First off, Mississippi State is crazy. They are obsessed with bananas. That's b-a-n-a-n-a-s.

Next, it's no surprise Washington was the first to go home; they all chugged Red Bulls before taking the field. When Josh Hamilton drank too much Red Bull, he dropped a pop fly and the Rangers had the worst collapse in franchise history.

The North Carolina guy was lame. The same clothes? Child's play. He couldn't even remember his list of superstitions.

Then comes the star of the show, the Lubbock Regional MVP and All-American DH Zach Rheams, who describes his own superstitions and then goes on to call the Texas Tech third baseman, Josh Jung, the most superstitious on the Red Raider team.

You know this is true if you watched the ESPN coverage of the Lubbock Super Regional when Texas Tech beat Duke. The network played the same interview with Josh Jung over and over again about how he's had the same batting routine since he was 11 years old.

I didn't have a single routine at the age of 11. I don't have the same routine for anything now. Josh Jung has done the exact same thing every at bat since he was 11? That is miraculous. That's more than 10,000 at bats, including practice hacks and all the summer ball Jung has been a part of.

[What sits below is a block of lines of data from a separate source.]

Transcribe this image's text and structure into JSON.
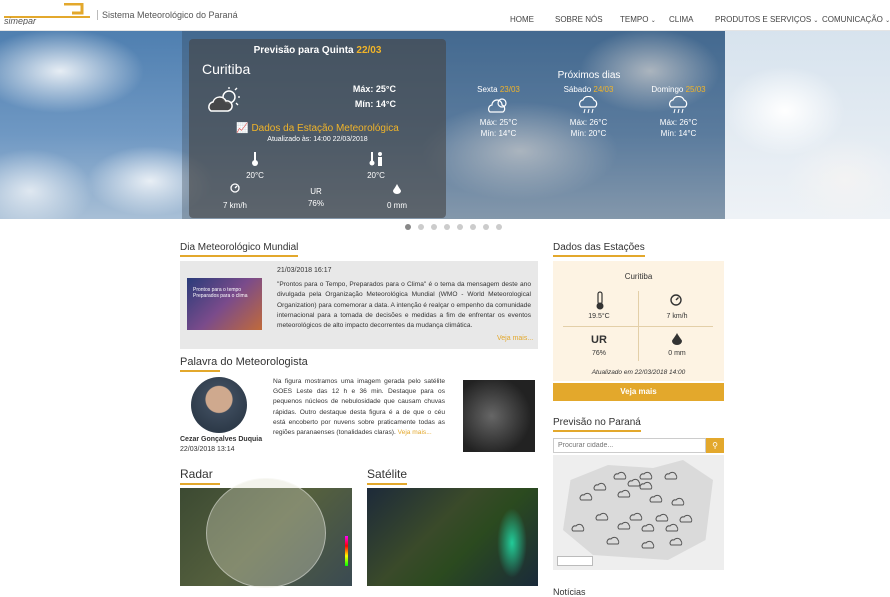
{
  "header": {
    "logo_text": "Sistema Meteorológico do Paraná"
  },
  "nav": [
    {
      "label": "HOME"
    },
    {
      "label": "SOBRE NÓS"
    },
    {
      "label": "TEMPO"
    },
    {
      "label": "CLIMA"
    },
    {
      "label": "PRODUTOS E SERVIÇOS"
    },
    {
      "label": "COMUNICAÇÃO"
    }
  ],
  "hero": {
    "title": "Previsão para Quinta",
    "title_date": "22/03",
    "city": "Curitiba",
    "max": "Máx: 25°C",
    "min": "Mín: 14°C",
    "station": "Dados da Estação Meteorológica",
    "updated": "Atualizado às: 14:00 22/03/2018",
    "temp": "20°C",
    "feels": "20°C",
    "wind": "7 km/h",
    "ur_label": "UR",
    "ur": "76%",
    "rain": "0 mm",
    "next_title": "Próximos dias",
    "days": [
      {
        "name": "Sexta",
        "date": "23/03",
        "max": "Máx: 25°C",
        "min": "Mín: 14°C"
      },
      {
        "name": "Sábado",
        "date": "24/03",
        "max": "Máx: 26°C",
        "min": "Mín: 20°C"
      },
      {
        "name": "Domingo",
        "date": "25/03",
        "max": "Máx: 26°C",
        "min": "Mín: 14°C"
      }
    ]
  },
  "dmm": {
    "title": "Dia Meteorológico Mundial",
    "date": "21/03/2018 16:17",
    "text": "\"Prontos para o Tempo, Preparados para o Clima\" é o tema da mensagem deste ano divulgada pela Organização Meteorológica Mundial (WMO - World Meteorological Organization) para comemorar a data. A intenção é realçar o empenho da comunidade internacional para a tomada de decisões e medidas a fim de enfrentar os eventos meteorológicos de alto impacto decorrentes da mudança climática.",
    "more": "Veja mais...",
    "img_text": "Prontos para o tempo Preparados para o clima"
  },
  "palavra": {
    "title": "Palavra do Meteorologista",
    "name": "Cezar Gonçalves Duquia",
    "date": "22/03/2018 13:14",
    "text": "Na figura mostramos uma imagem gerada pelo satélite GOES Leste das 12 h e 36 min. Destaque para os pequenos núcleos de nebulosidade que causam chuvas rápidas. Outro destaque desta figura é a de que o céu está encoberto por nuvens sobre praticamente todas as regiões paranaenses (tonalidades claras).",
    "more": "Veja mais..."
  },
  "radar": {
    "title": "Radar"
  },
  "satelite": {
    "title": "Satélite"
  },
  "stations": {
    "title": "Dados das Estações",
    "city": "Curitiba",
    "temp": "19.5°C",
    "wind": "7 km/h",
    "ur_label": "UR",
    "ur": "76%",
    "rain": "0 mm",
    "updated": "Atualizado em 22/03/2018 14:00",
    "button": "Veja mais"
  },
  "previsao": {
    "title": "Previsão no Paraná",
    "placeholder": "Procurar cidade..."
  },
  "noticias": {
    "title": "Notícias"
  },
  "colors": {
    "accent": "#e3a82c"
  }
}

Ashley Wirz 1340thefan.com

That isn't what amazed me about the video, though. My biggest takeaway was Zach Rheams pronouncing Jung with a hard "J" sound. J as in "Jog." And here I've been announcing it "young" the past two years?

(Go to the 1:47 mark of the top video to hear for yourself)

Is this another case of the Mandela Effect? Has it always been a hard "J" and I'm just remembering a soft "J" from distant memories? Has the rain delay turned my brain into a soft mess where nothing makes sense and letters have no set way to be said and pronunciation is up to the elocutionist?

I can't live in that world. I need order instead of the chaos of the soft versus hard "J" controversy.

I will leave it to the people to make sense of Zach Rheams and the correct pronunciation of Josh Jung (or Jung).